The shipyard which built the doomed liner the Titanic has postponed a string of key contracts in an update which has cut shares by a fifth. Harland Wolff, which owns the Belfast yard which built the White Star Line ship, said a key military contract to overhaul a minesweeper for the Lithuanian Navy was delayed as a result of parts shortages.
Work on cruises and ferries will also be pushed to 2023, with a total of £30m of projects expected to arrive late.
Additionally, a £5m contract to deliver four wind turbine generators has been abandoned.
Harland and Wolff had hoped to turn a profit of between £65m and £75m but slashed this figure by half.
Share prices in the company dropped by 22 percent following the update.
But its contract with the Lithuanian Navy slowed down after it had difficulty obtaining components for warships.
It has maintained, however, that it will be able to deliver the ship on time.
John Wood, group chief executive, said: “While it is disappointing that we have not met our aspirations for 2022 due to timing issues, we have made significant progress over the last twelve months.
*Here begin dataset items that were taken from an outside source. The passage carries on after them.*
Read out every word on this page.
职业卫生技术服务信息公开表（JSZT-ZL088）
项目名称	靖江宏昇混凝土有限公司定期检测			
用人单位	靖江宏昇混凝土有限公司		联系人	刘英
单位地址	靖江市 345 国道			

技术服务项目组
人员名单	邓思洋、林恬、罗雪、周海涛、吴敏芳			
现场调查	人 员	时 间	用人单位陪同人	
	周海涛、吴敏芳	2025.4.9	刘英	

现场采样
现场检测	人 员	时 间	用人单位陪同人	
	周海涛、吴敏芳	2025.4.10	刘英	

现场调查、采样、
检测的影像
He added: “I believe that we are now at the cusp of a major transformation of the entire group and the team is working hard to convert bids into contracts.”
Harland looked to recover some of its losses this year by picking up a number of contracts that stoked some hopes of a recovery for British shipbuilding.
Shares rallied strongly in November after the company won part of a contract to build Royal Navy supply ships.
However, it has slumped 15pc across 2022 amid lingering concerns about the company’s debts.
HMRC petitioned to have the company wound up for the second time this year in June over an alleged unpaid bill of £92,275.